The International Trade System Should Be Designed to Foster More Balanced Trade

Link to the article above

Link to the article above

 

Other commentators get close to the views I expressed in "Alexander Trentin Interviews Miles Kimball about Establishing an International Capital Flow Framework." In the first article above, Greg Ip interviewed Mervyn King, Fred Bergsten and Joseph Gagnon, writing this:

Protectionism can change the patterns of a country’s exports and imports, but not the overall balance.

Rather, deeper economic forces are at work. A trade surplus means a country consumes less than it produces and thus saves a lot. A deficit means the opposite. ... the persistence and magnitude of Chinese and German surpluses and U.S. deficits suggest actual policy decisions are at work.

This comes by interfering with currency markets. As Mr. King notes, a country with a weak economy and a trade deficit would expect its currency to fall to boost exports and restrain imports. That can’t happen if exchange rates can’t move, as is the case with China and Germany, though for different reasons. ...

Messrs. Bergsten and Gagnon suggest a new approach to prevent China from reverting to its old ways: When a country buys dollars to hold down its currency for competitive advantage, the U.S. should respond proportionately by purchasing that country’s currency. They also recommend the U.S. go beyond current law, which requires the U.S. to discourage currency manipulation in new trade pacts, by prohibiting it outright.

Notice that currency manipulation is often a matter of keeping an exchange rate the same when it should appreciate, rather than always being a matter of making one's currency depreciate. So currency manipulation cannot be defined by exchange rates. It needs to be defined by official purchases of foreign assets or other active policy to hold down an exchange rate. 

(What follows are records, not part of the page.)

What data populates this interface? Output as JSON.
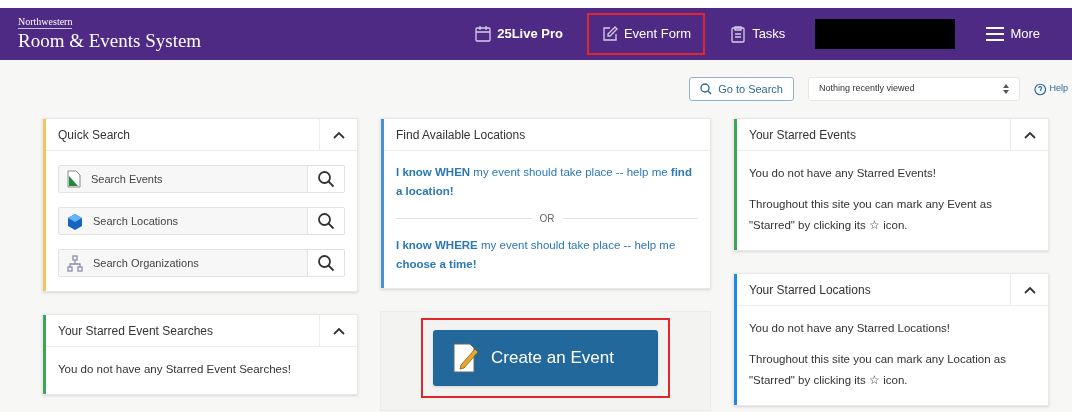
{
  "header": {
    "org": "Northwestern",
    "title": "Room & Events System",
    "nav": [
      {
        "kind": "calendar",
        "label": "25Live Pro",
        "highlighted": false
      },
      {
        "kind": "form",
        "label": "Event Form",
        "highlighted": true
      },
      {
        "kind": "tasks",
        "label": "Tasks",
        "highlighted": false
      },
      {
        "kind": "redacted"
      },
      {
        "kind": "menu",
        "label": "More",
        "highlighted": false
      }
    ]
  },
  "toolbar": {
    "search_button": "Go to Search",
    "recent": {
      "value": "Nothing recently viewed"
    },
    "help": "Help"
  },
  "columns": [
    [
      {
        "kind": "search",
        "title": "Quick Search",
        "color": "#f0c75e",
        "collapsible": true,
        "items": [
          {
            "kind": "document",
            "label": "Search Events"
          },
          {
            "kind": "cube",
            "label": "Search Locations"
          },
          {
            "kind": "org",
            "label": "Search Organizations"
          }
        ]
      },
      {
        "kind": "message",
        "title": "Your Starred Event Searches",
        "color": "#3aa757",
        "collapsible": true,
        "paragraphs": [
          "You do not have any Starred Event Searches!"
        ]
      }
    ],
    [
      {
        "kind": "find",
        "title": "Find Available Locations",
        "color": "#4a90d9",
        "collapsible": false,
        "options": [
          "**I know WHEN** my event should take place -- help me **find a location!**",
          "**I know WHERE** my event should take place -- help me **choose a time!**"
        ],
        "divider": "OR"
      },
      {
        "kind": "create",
        "button": "Create an Event",
        "highlighted": true
      }
    ],
    [
      {
        "kind": "message",
        "title": "Your Starred Events",
        "color": "#3aa757",
        "collapsible": true,
        "paragraphs": [
          "You do not have any Starred Events!",
          "Throughout this site you can mark any Event as \"Starred\" by clicking its ☆ icon."
        ]
      },
      {
        "kind": "message",
        "title": "Your Starred Locations",
        "color": "#1e88e5",
        "collapsible": true,
        "paragraphs": [
          "You do not have any Starred Locations!",
          "Throughout this site you can mark any Location as \"Starred\" by clicking its ☆ icon."
        ]
      }
    ]
  ]
}
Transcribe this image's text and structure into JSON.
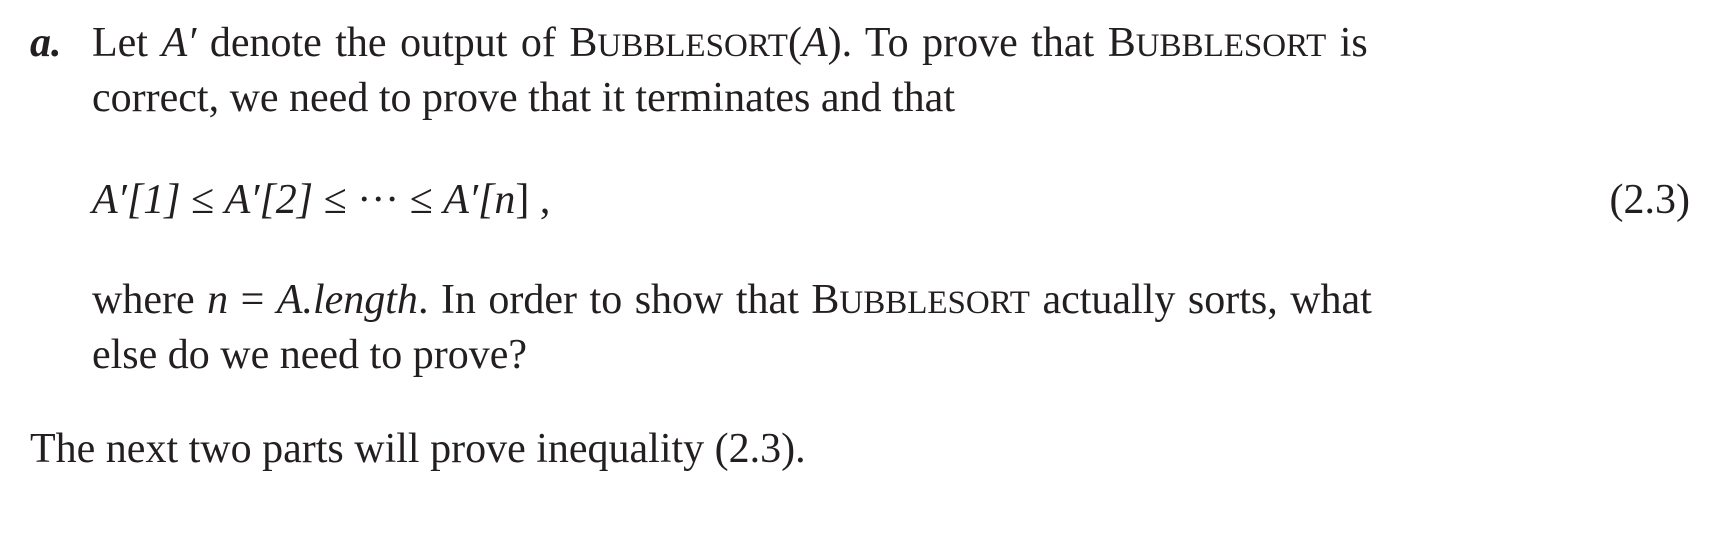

The case of Germany is more complex:

Germany is a tougher challenge. Since adopting the euro in 1999, it hasn’t controlled its own currency. However, it did win competitive advantage over its neighbors in the currency union. Labor-market reforms restrained domestic wages. In 2007, a payroll tax cut, which made German labor more competitive, was financed with an increase in the value-added tax, which exempted exports.

I argued that Germany should in part return to having its own currency in "How the Electronic Deutsche Mark Can Save Europe." Short of that, Germany has a responsibility to manage its trade surpluses within the euro zone in other ways. As between the euro zone and the rest of the world, rules against purchase of non-euro-zone foreign assets without permission from other countries would go a long way.

I emphasize in "Alexander Trentin Interviews Miles Kimball about Establishing an International Capital Flow Framework" that monetary interest rate policy is not a problem and can be done by each currency area with only its own interests in mind since other countries can neutralize the main worrisome effects of other countries' interest rate policy with their own interest rate policy while leaving country that initially changed its interest rate policy with the stimulus or restraining effect it needs once all these interest rate movements have been scaled up appropriately. It is purchases of foreign assets that have big spillover effects for the rest of the world that cannot be neutralized without neutralizing the effect the initial purchaser of foreign assets desired.   

In the second article shown above, Justin Fox discusses options for how Germany could spend more to reduce its trade surplus. 

The last article above is about David Malpass, Trump's nominee for Treasury’s undersecretary for international affairs. David Malpass wants more stable exchange rates, but in many cases that would make things worse by perpetuating trade imbalances. As I mentioned above, currency manipulation often takes the form of countries' acting to keep their exchange rates the same when their currencies should move in order to better balance trade. Attacking official, unilaterally decided purchases of foreign assets is a more appropriate way to identify and combat currency manipulation.

Besides often perpetuating trade imbalances, a big problem with exchange rates that are too stable is that they make stabilization through monetary policy much more difficult. In effect, a country that maintains a fixed or nearly fixed exchange rate with some other country has used up many of its degrees of freedom stabilization policy to keep that exchange rate fixed. 

If every country (or currency zone that is not too big) has full freedom in interest rate policy, while needing permission to purchase foreign assets, then each country can stabilize its own economy without artificial trade surpluses or deficits. There would still be a need to try to address the consequences different saving rates in different countries, but that is the next level up in improving the international trade architecture from the first step of banning official foreign asset purchases without permission.